Advances in genetic technologies over the last decade have allowed scientists to study the genetic mutations that underlie cancer in much greater detail. The result has been a new approach to drug design. Unlike chemotherapy, which can affect both healthy and cancerous cells and often triggers serious side effects, genetically targeted drugs act selectively on cancer cells that carry the mutation.

Only a handful of such drugs have been approved by the U.S. Food and Drug Administration, and most target rare mutations. The BRAF mutation, in comparison, is common. Discovered in 2002, the mutation disrupts regulation of the BRAF protein, making it continually active. The drug in the current study is under development by pharmaceutical giant Roche and Plexxikon, a startup based in Berkeley, CA. The drug is just one of a number of BRAF inhibitors currently in clinical tests.

Melanoma can be effectively treated with surgery in the early stages, but the prognosis is grim once the cancer has spread beyond the skin. The two currently available drugs work in only about 10 to 20 percent of patients. According to the new findings, 37 of 48 patients with the mutation responded to the new experimental drug, with their tumors shrinking by more than 30 percent. Tumors completely disappeared in three of those patients.
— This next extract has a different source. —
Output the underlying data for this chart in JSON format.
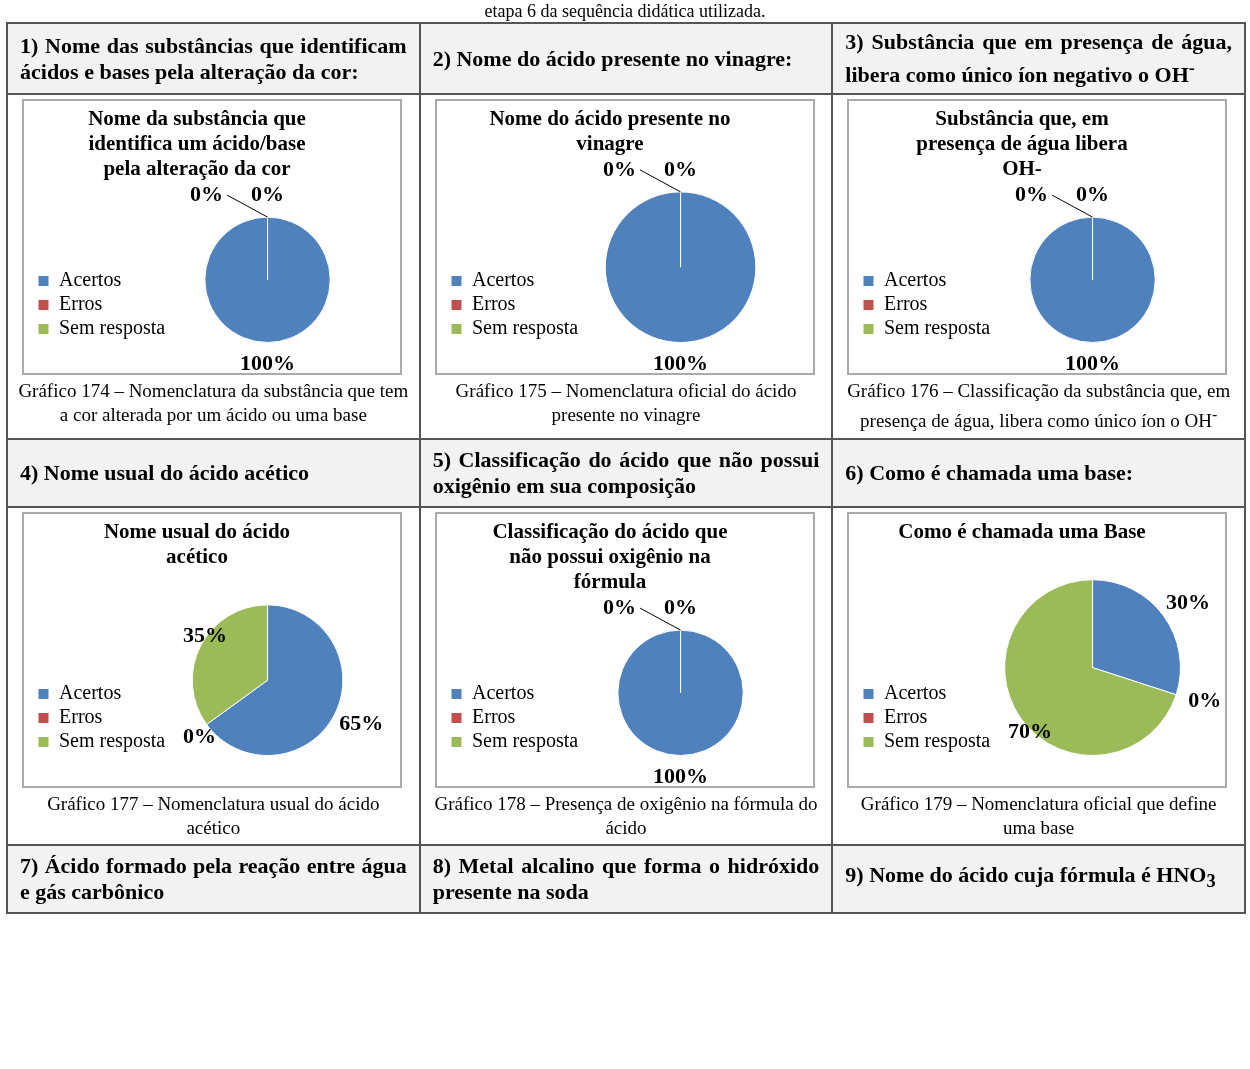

About 30 percent of patients who took the drug the longest developed a specific type of squamous cell carcinoma, a tumor that usually doesn’t spread and typically resolves on its own.

Further studies are needed before the drug can be approved by the FDA. But because scientists can use genetic testing to select the patients for whom the drug is most likely to be effective, they require much smaller trials to show the drug works. Keith Flaherty, an oncologist at Massachusetts General Hospital who led the research, says the project reflects a new streamlined approach to clinical testing of cancer drugs that’s quicker and less expensive than traditional methods.

“The study highlights the potential power and importance of this type of approach,” saysAlexis Borisy, an entrepreneur in residence at Third Rock Ventures in Boston. “In a short period of time, we’ve gone from the discovery of the mutation to the design of a drug that is selective for that mutation, and which leads to dramatic clinical effects.” Borisy is the CEO of a startup, Foundation Medicine, that’s developing genetic screening tools to match cancer patients with the most appropriate drugs.

The new drug candidate does have limitations. Many patients develop resistance anywhere from three months to two years after beginning treatment, a problem that has occurred with other targeted cancer therapies as well. Scientists hope to overcome this problem by combining the drug with other compounds, an approach that worked with Gleevec, a targeted cancer drug used to treat some kinds of leukemia.

“We know some other genetic alterations that accompany BRAF, so the strategy would be to try to target more than one,” says Flaherty. “It’s like HIV, where doctors routinely use multiple drugs.” One such study, combining a BRAF inhibitor with a second drug that targets another protein in the same molecular pathway, has already begun. Researchers also aim to find the genetic variations that lead to resistance, which could ultimately help direct the most effective combinations.

The benefits of BRAF inhibitors are likely to extend beyond melanoma; the mutation is found in approximately 7 to 8 percent of all cancers, and tests of the drug in colorectal cancer are now underway. Scientists hope that studies such as these will lead to a new way to define cancer, relying on molecular characteristics rather than the tissue of origin.

A number of other clinical studies are underway for drugs targeting other mutations involved in various types of cancers. However, most of these mutations are much less frequent than BRAF. “A fundamental question that remains in the field is how many more targets like BRAF will there be,” says Flaherty. “That’s still a matter of discovery.”